Pour Baudelaire, le voyage exotique en bateau ne se passe pas trop bien ; son statut à bord est équivoque, un peu dérogatoire, il est seul de son espèce. Il en va de même de Bardamu.
Le bateau de Baudelaire s'appelle Alcide ; ce qui sera le prénom (étrange) du militaire de carrière au fin fond de l'Afrique de Céline.
Baudelaire tire de son voyage un célèbre Albatros qui montre les hommes vils prenant plaisir à faire souffrir un animal ; dans Voyage, Céline décrit les hommes cruels faisant souffrir un cochon.
Il y a de grandes différences entre les deux animaux : l'oiseau est beau, élégant, parfait, d'un ordre supérieur, ce qui n'est pas le cas du cochon. Mais la souffrance de ce dernier n'en apparaît que plus cruelle car il n'y a même pas pour lui une compensation transcendante ou esthétique : il est viande souffrante, victime du sadisme humain.
Si l'albatros est explicitement l'image du poète, il n'en va pas de même du cochon, qui est l'objet d'une compassion (non-explicitée) de la part du narrateur. Toutefois, à travers les années, ce narrateur se ressentira comme une bête pourchassée, destinée aux étripages extrêmes – de plus en plus détaillés à mesure qu'on passe d'un roman à l'autre.

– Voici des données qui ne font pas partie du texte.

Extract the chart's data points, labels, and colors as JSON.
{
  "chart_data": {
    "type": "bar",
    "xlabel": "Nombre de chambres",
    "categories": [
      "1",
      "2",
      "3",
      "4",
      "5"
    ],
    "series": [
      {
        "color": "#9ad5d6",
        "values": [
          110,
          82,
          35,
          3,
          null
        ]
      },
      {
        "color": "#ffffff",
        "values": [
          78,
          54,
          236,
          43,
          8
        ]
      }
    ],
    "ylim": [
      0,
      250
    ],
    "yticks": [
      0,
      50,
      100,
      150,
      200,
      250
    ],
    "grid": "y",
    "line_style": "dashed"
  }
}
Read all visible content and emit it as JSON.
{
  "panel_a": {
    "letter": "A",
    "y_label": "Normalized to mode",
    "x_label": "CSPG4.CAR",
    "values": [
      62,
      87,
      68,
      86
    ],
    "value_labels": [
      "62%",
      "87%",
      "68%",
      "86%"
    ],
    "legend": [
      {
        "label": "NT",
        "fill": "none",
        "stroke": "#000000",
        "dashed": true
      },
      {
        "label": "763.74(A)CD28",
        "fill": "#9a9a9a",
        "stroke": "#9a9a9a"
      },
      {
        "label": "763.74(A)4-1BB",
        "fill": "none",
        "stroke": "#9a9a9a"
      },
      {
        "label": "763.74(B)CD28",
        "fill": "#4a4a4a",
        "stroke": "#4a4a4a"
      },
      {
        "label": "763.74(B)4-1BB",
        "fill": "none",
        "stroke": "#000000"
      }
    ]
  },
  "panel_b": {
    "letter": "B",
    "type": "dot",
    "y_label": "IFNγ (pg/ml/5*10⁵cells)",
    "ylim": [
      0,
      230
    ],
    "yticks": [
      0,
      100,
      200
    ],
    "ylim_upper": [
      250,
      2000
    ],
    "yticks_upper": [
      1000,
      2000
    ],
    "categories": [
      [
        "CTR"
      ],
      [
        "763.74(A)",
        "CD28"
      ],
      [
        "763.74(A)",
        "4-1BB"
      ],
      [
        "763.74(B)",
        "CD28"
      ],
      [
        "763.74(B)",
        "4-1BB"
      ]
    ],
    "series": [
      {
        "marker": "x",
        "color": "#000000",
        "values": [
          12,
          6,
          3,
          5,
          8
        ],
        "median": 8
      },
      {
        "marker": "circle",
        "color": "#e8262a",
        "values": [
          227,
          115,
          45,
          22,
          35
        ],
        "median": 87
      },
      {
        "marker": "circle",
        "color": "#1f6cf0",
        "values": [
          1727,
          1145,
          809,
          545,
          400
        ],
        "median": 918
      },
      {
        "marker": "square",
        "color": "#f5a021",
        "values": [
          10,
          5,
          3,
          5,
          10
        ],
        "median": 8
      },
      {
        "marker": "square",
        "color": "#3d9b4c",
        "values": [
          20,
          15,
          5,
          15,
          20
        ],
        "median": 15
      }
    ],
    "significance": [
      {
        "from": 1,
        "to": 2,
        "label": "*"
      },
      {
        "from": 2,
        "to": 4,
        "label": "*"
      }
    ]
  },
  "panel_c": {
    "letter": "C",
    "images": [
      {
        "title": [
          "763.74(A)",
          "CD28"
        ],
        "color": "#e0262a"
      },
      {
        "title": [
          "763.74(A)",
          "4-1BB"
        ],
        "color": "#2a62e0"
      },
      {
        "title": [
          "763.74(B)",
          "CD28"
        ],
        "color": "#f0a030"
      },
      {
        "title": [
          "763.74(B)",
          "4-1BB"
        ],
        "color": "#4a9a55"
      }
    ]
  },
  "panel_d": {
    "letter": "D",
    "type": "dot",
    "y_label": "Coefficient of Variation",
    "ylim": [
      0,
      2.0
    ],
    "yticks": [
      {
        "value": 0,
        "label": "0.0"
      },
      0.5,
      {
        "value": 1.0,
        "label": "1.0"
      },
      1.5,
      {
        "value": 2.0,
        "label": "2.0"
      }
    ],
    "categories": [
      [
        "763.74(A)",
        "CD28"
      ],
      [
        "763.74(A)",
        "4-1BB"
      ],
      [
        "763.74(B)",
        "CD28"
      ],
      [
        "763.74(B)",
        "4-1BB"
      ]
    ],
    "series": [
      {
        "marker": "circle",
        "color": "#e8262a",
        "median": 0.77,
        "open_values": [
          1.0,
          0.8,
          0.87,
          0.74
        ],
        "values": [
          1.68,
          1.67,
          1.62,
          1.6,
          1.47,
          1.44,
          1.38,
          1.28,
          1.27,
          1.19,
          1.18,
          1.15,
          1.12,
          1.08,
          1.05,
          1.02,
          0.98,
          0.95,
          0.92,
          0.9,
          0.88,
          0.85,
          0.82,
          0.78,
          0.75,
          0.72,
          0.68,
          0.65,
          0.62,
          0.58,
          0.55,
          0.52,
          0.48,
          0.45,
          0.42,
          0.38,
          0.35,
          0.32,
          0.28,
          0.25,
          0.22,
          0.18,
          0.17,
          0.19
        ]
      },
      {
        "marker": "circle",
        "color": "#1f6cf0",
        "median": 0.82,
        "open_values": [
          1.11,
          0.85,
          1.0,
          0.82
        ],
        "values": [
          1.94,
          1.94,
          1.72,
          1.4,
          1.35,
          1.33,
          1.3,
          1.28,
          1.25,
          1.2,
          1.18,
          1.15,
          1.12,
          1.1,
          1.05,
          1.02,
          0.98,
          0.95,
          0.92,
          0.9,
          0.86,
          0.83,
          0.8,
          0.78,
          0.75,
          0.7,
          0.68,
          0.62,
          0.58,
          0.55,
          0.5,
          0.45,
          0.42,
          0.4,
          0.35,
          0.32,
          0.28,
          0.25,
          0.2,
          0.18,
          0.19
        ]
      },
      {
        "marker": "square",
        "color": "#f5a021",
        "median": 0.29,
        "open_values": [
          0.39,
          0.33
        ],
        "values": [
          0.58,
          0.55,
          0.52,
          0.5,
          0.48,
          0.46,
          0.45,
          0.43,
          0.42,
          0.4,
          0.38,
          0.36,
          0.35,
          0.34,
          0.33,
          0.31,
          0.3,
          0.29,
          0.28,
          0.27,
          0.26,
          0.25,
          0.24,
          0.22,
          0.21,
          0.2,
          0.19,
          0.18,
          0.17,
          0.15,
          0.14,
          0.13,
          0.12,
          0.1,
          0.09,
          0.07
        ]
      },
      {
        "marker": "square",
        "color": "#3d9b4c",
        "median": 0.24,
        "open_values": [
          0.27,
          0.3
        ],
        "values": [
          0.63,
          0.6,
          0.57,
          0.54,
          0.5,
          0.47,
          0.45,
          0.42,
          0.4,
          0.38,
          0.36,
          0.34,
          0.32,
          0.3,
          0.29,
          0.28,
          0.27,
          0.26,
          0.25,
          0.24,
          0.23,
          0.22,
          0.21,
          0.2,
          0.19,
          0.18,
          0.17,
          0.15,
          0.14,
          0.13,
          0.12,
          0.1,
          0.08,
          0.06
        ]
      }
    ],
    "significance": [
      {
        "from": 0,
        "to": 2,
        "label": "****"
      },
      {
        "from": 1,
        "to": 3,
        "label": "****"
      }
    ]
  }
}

Souvent, pour s’amuser, les hommes d’équipage
Prennent des albatros, vastes oiseaux des mers,
Qui suivent, indolents compagnons de voyage,
Le navire glissant sur les gouffres amers.
A peine les ont-ils déposés sur les planches,
Que ces rois de l’azur, maladroits et honteux,
Laissent piteusement leurs grandes ailes blanches
Comme des avirons traîner à côté d’eux.
Ce voyageur ailé, comme il est gauche et veule !
Lui, naguère si beau, qu’il est comique et laid !
L’un agace son bec avec un brûle-gueule,
L’autre mime, en boitant, l’infirme qui volait !
Le Poète est semblable au prince des nuées
Qui hante la tempête et se rit de l’archer ;
Exilé sur le sol au milieu des huées,
Ses ailes de géant l’empêchent de marcher.
"Je vois du monde tout le long de la rue Lepic, encore plus que d’habitude. Je monte donc aussi, pour voir. Au coin d’un boucher c’était la foule. Fallait s’écraser pour voir ce qui se passait, en cercle. Un cochon c’était, un gros, un énorme. Il geignait aussi lui, au milieu du cercle comme un homme qu’on dérange, mais alors énormément. Et puis, on arrêtait pas de lui faire des misères. Les gens lui tortillaient les oreilles histoire de l’entendre crier. Il se tordait et se retournait les pattes le cochon à force de vouloir s’enfuir à tirer sur sa corde, d’autres l’asticotaient et il hurlait encore plus fort à cause de la douleur. Et on riait davantage.
Il ne savait pas comment se cacher le gros cochon dans le si peu de paille qu’on lui avait laissée et qui s’envolait quand il grognait et soufflait dedans. Il ne savait pas comment échapper aux hommes. Il le comprenait. Il urinait en même temps autant qu’il pouvait, mais ça ne servait à rien non plus. Grogner, hurler non plus. Rien à faire. On rigolait. Le charcutier par-derrière dans sa boutique, échangeait des signes et des plaisanteries avec les clients et faisait des gestes avec un grand couteau.
Il était content lui aussi. Il avait acheté le cochon, et attaché pour la réclame. Au mariage de sa fille il ne s’amuserait pas davantage.
Il arrivait toujours plus de monde devant la boutique pour voir le cochon crouler dans ses gros plis roses après chaque effort pour s’enfuir. Ce n’était cependant pas encore assez. On fit grimper dessus un tout petit chien hargneux qu’on excitait à sauter et à le mordre à même dans la grosse chair dilatée. On s’amusait alors tellement qu’on ne pouvait plus avancer. Les agents sont venus pour disperser les groupes."